Cette question n’est pas tout à fait nouvelle pour nous. Nous avons déjà eu l’occasion de

rencontrer ces « entre-deux » au cours de nos recherches. Le cas de Jean Fouquet est de ce

point de vue exemplaire. Nous avons là un artiste qui se situe au carrefour de zones

d’influences, qui les teste toutes et n’en adopte vraiment aucune. Et c’est dans cette

marginalité qu’il construit une oeuvre originale et en même temps, insituable.

Le cas de Fouquet est significatif, mais il n’est pas unique. Des expressions « curieuses »

parce que atypiques, se sont fait jour – nous allons le voir - chez des artistes pourtant

considérés comme des jalons importants dans l’art du Quattrocento italien (ce qui n’est pas

le cas de Fouquet qui n’est pas italien et qui, bien qu’ayant fait le voyage en Italie, est

difficilement classable dans la Renaissance). Elles posent un problème théorique. On peut se

demander comment sont-elles possibles ? Pourquoi surgissent-elles dans l’histoire de l’art ?

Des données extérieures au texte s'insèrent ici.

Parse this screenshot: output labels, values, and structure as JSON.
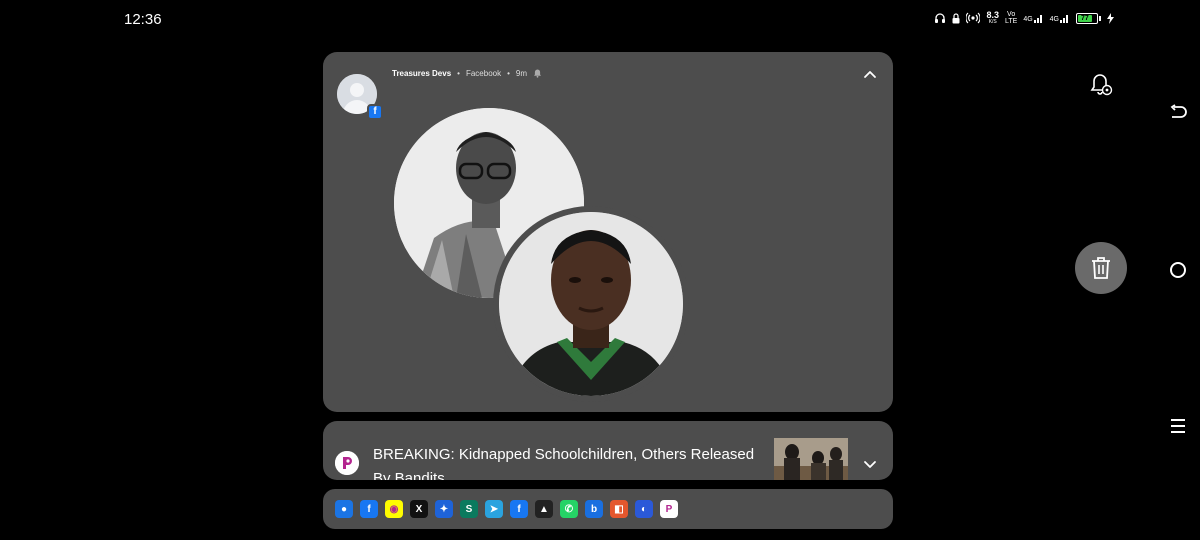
{
  "status_bar": {
    "time": "12:36",
    "net_speed_value": "8.3",
    "net_speed_unit": "K/S",
    "sim1_label_top": "Vo",
    "sim1_label_bottom": "LTE",
    "network_1": "4G",
    "network_2": "4G",
    "battery_level": "77",
    "battery_color": "#3fd24a"
  },
  "notification": {
    "sender": "Treasures Devs",
    "source": "Facebook",
    "time_ago": "9m",
    "badge_icon": "facebook-icon"
  },
  "news_notification": {
    "headline": "BREAKING: Kidnapped Schoolchildren, Others Released By Bandits",
    "app_icon": "pulse-app-icon"
  },
  "tray": {
    "apps": [
      {
        "name": "messenger-icon",
        "color": "#1b74e4",
        "glyph": "●"
      },
      {
        "name": "facebook-icon",
        "color": "#1877f2",
        "glyph": "f"
      },
      {
        "name": "snapchat-icon",
        "color": "#fffc00",
        "glyph": "◉"
      },
      {
        "name": "x-icon",
        "color": "#111111",
        "glyph": "X"
      },
      {
        "name": "app-icon-5",
        "color": "#1e63d9",
        "glyph": "✦"
      },
      {
        "name": "app-icon-6",
        "color": "#0b7a5e",
        "glyph": "S"
      },
      {
        "name": "telegram-icon",
        "color": "#2aa3df",
        "glyph": "➤"
      },
      {
        "name": "facebook-icon-2",
        "color": "#1877f2",
        "glyph": "f"
      },
      {
        "name": "app-icon-9",
        "color": "#222222",
        "glyph": "▲"
      },
      {
        "name": "whatsapp-icon",
        "color": "#25d366",
        "glyph": "✆"
      },
      {
        "name": "app-icon-11",
        "color": "#1a6fe0",
        "glyph": "b"
      },
      {
        "name": "office-icon",
        "color": "#e4572e",
        "glyph": "◧"
      },
      {
        "name": "app-icon-13",
        "color": "#2b59d8",
        "glyph": "◐"
      },
      {
        "name": "pulse-app-icon",
        "color": "#ffffff",
        "glyph": "P"
      }
    ]
  }
}
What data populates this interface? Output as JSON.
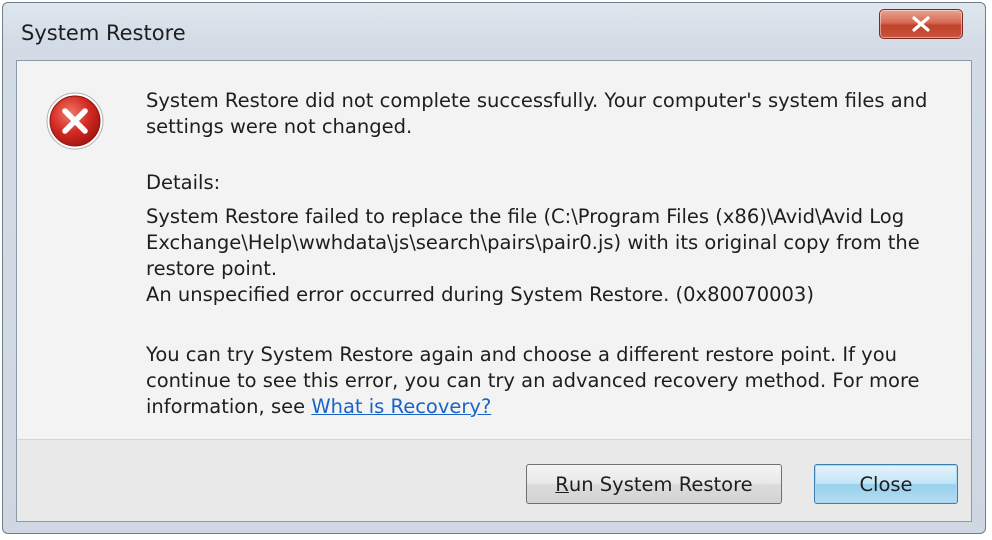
{
  "window": {
    "title": "System Restore"
  },
  "icons": {
    "error": "error-x-icon",
    "close": "close-icon"
  },
  "message": {
    "main": "System Restore did not complete successfully. Your computer's system files and settings were not changed.",
    "details_label": "Details:",
    "details_line1": "System Restore failed to replace the file (C:\\Program Files (x86)\\Avid\\Avid Log Exchange\\Help\\wwhdata\\js\\search\\pairs\\pair0.js) with its original copy from the restore point.",
    "details_line2": "An unspecified error occurred during System Restore. (0x80070003)",
    "advice": "You can try System Restore again and choose a different restore point.  If you continue to see this error, you can try an advanced recovery method. For more information, see",
    "link": "What is Recovery?"
  },
  "buttons": {
    "run_mnemonic": "R",
    "run_rest": "un System Restore",
    "close": "Close"
  },
  "colors": {
    "link": "#1a63c6",
    "error_red": "#c8201c",
    "close_button_red": "#c9553c"
  }
}
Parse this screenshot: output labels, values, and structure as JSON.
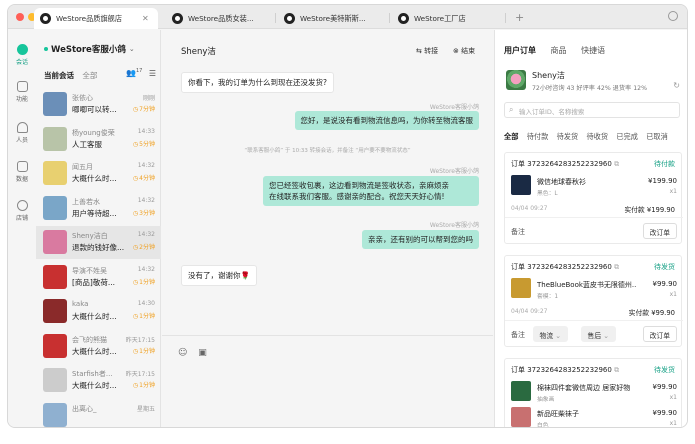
{
  "tabs": [
    {
      "label": "WeStore品质旗舰店"
    },
    {
      "label": "WeStore品质女装..."
    },
    {
      "label": "WeStore美特斯斯..."
    },
    {
      "label": "WeStore工厂店"
    }
  ],
  "nav": [
    {
      "label": "会话"
    },
    {
      "label": "功能"
    },
    {
      "label": "人员"
    },
    {
      "label": "数据"
    },
    {
      "label": "店铺"
    }
  ],
  "account": {
    "name": "WeStore客服小鸽"
  },
  "conv_tabs": {
    "current": "当前会话",
    "all": "全部",
    "badge": "17"
  },
  "conversations": [
    {
      "name": "张依心",
      "msg": "唧唧可以转...",
      "time": "刚刚",
      "wait": "7分钟",
      "color": "#6b8fb8"
    },
    {
      "name": "杨young俊荣",
      "msg": "人工客服",
      "time": "14:33",
      "wait": "5分钟",
      "color": "#b8c4a8"
    },
    {
      "name": "闻五月",
      "msg": "大概什么时...",
      "time": "14:32",
      "wait": "4分钟",
      "color": "#e8d070"
    },
    {
      "name": "上善若水",
      "msg": "用户等待超...",
      "time": "14:32",
      "wait": "3分钟",
      "color": "#7aa6c8"
    },
    {
      "name": "Sheny洁白",
      "msg": "退款的钱好像...",
      "time": "14:32",
      "wait": "2分钟",
      "color": "#d97aa0"
    },
    {
      "name": "导演不姓吴",
      "msg": "[商品]敬荷...",
      "time": "14:32",
      "wait": "1分钟",
      "color": "#c83030"
    },
    {
      "name": "kaka",
      "msg": "大概什么时...",
      "time": "14:30",
      "wait": "1分钟",
      "color": "#8a2a2a"
    },
    {
      "name": "会飞的熊猫",
      "msg": "大概什么时...",
      "time": "昨天17:15",
      "wait": "1分钟",
      "color": "#c83030"
    },
    {
      "name": "Starfish者...",
      "msg": "大概什么时...",
      "time": "昨天17:15",
      "wait": "1分钟",
      "color": "#cccccc"
    },
    {
      "name": "出离心_",
      "msg": "",
      "time": "星期五",
      "wait": "",
      "color": "#8fb0d0"
    }
  ],
  "chat": {
    "title": "Sheny洁",
    "transfer": "转接",
    "end": "结束",
    "messages": [
      {
        "dir": "in",
        "text": "你看下，我的订单为什么到现在还没发货?"
      },
      {
        "dir": "out",
        "sender": "WeStore客服小鸽",
        "text": "您好，是说没有看到物流信息吗，为你转至物流客服"
      },
      {
        "dir": "sys",
        "text": "“联系客服小鸽” 于 10:33 转接会话，并备注 “用户要不要物流状态”"
      },
      {
        "dir": "out",
        "sender": "WeStore客服小鸽",
        "text1": "您已经签收包裹，这边看到物流是签收状态，亲麻烦亲",
        "text2": "在线联系我们客服。感谢亲的配合。祝您天天好心情!"
      },
      {
        "dir": "out",
        "sender": "WeStore客服小鸽",
        "text": "亲亲，还有别的可以帮到您的吗"
      },
      {
        "dir": "in",
        "text": "没有了，谢谢你🌹"
      }
    ]
  },
  "right": {
    "tabs": [
      "用户订单",
      "商品",
      "快捷语"
    ],
    "customer": {
      "name": "Sheny洁",
      "stats": "72小时咨询 43  好评率 42%  退货率 12%"
    },
    "search_placeholder": "输入订单ID、名称搜索",
    "order_tabs": [
      "全部",
      "待付款",
      "待发货",
      "待收货",
      "已完成",
      "已取消"
    ],
    "orders": [
      {
        "no": "订单 3723264283252232960",
        "status": "待付款",
        "items": [
          {
            "name": "微信地球春秋衫",
            "sku": "黑色：L",
            "price": "¥199.90",
            "qty": "x1",
            "color": "#1a2a44"
          }
        ],
        "date": "04/04 09:27",
        "pay": "实付款 ¥199.90",
        "note": "备注",
        "buttons": [
          "改订单"
        ]
      },
      {
        "no": "订单 3723264283252232960",
        "status": "待发货",
        "items": [
          {
            "name": "TheBlueBook蓝皮书无限德州...",
            "sku": "套模：1",
            "price": "¥99.90",
            "qty": "x1",
            "color": "#c89a30"
          }
        ],
        "date": "04/04 09:27",
        "pay": "实付款 ¥99.90",
        "note": "备注",
        "buttons": [
          "物流",
          "售后",
          "改订单"
        ]
      },
      {
        "no": "订单 3723264283252232960",
        "status": "待发货",
        "items": [
          {
            "name": "棉袜四件套微信周边 居家好物",
            "sku": "抽象画",
            "price": "¥99.90",
            "qty": "x1",
            "color": "#2a6a40"
          },
          {
            "name": "新品旺柴袜子",
            "sku": "白色",
            "price": "¥99.90",
            "qty": "x1",
            "color": "#c87070"
          }
        ]
      }
    ]
  }
}
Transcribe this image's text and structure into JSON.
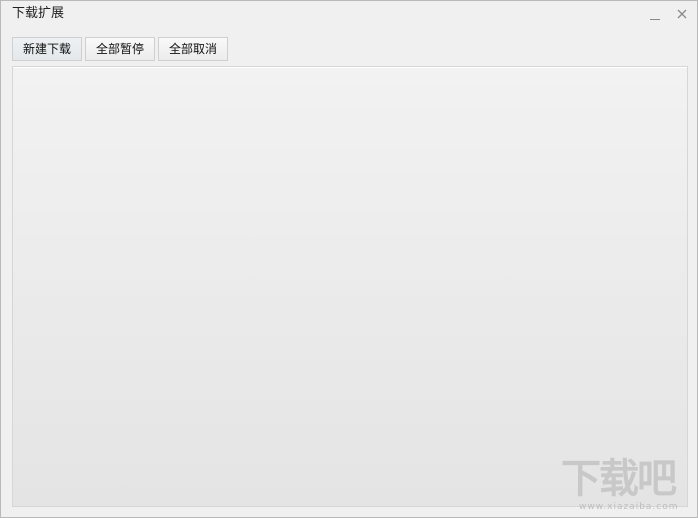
{
  "window": {
    "title": "下载扩展"
  },
  "toolbar": {
    "new_download": "新建下载",
    "pause_all": "全部暂停",
    "cancel_all": "全部取消"
  },
  "watermark": {
    "main": "下载吧",
    "sub": "www.xiazaiba.com"
  }
}
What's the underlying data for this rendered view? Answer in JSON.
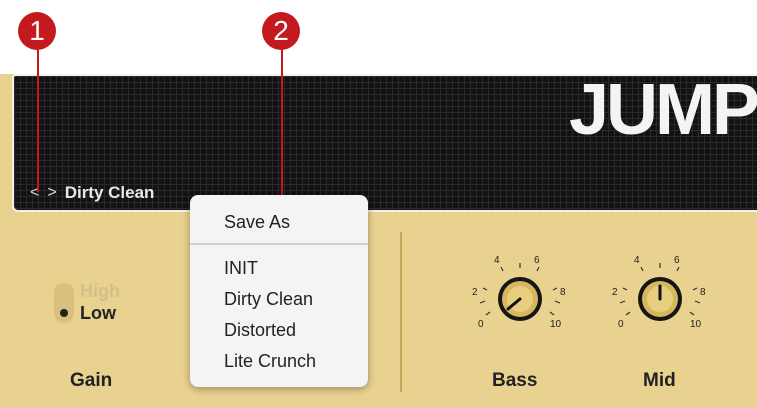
{
  "callouts": [
    "1",
    "2"
  ],
  "header": {
    "logo": "JUMP",
    "prev_glyph": "<",
    "next_glyph": ">",
    "preset_name": "Dirty Clean"
  },
  "preset_menu": {
    "save_as": "Save As",
    "items": [
      "INIT",
      "Dirty Clean",
      "Distorted",
      "Lite Crunch"
    ]
  },
  "gain_switch": {
    "high_label": "High",
    "low_label": "Low",
    "selected": "Low"
  },
  "controls": {
    "gain_label": "Gain",
    "bass_label": "Bass",
    "mid_label": "Mid"
  },
  "knob_scale": [
    "0",
    "2",
    "4",
    "6",
    "8",
    "10"
  ],
  "colors": {
    "amp_panel": "#e9d18f",
    "callout": "#c41a1f",
    "grille": "#121212"
  }
}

L’hypothèse avancée plus haut d’un espace de liberté est-elle suffisante ? Personnellement,

je ne le pense pas. Pour qu’un espace de liberté (et il faudrait préciser de quelle liberté il

s’agit et par rapport à quoi) puisse être investi par un artiste, encore faut-il, que cet espace lui

soit ouvert, autrement dit, soit de l’ordre du possible dans des conditions historiques et

artistiques données. Or justement la question est bien : qu’est qui permet ces ouvertures et

pourquoi certains artistes les investissent et d’autres non ? Et même, pourquoi le même

artiste les investit parfois et parfois non ?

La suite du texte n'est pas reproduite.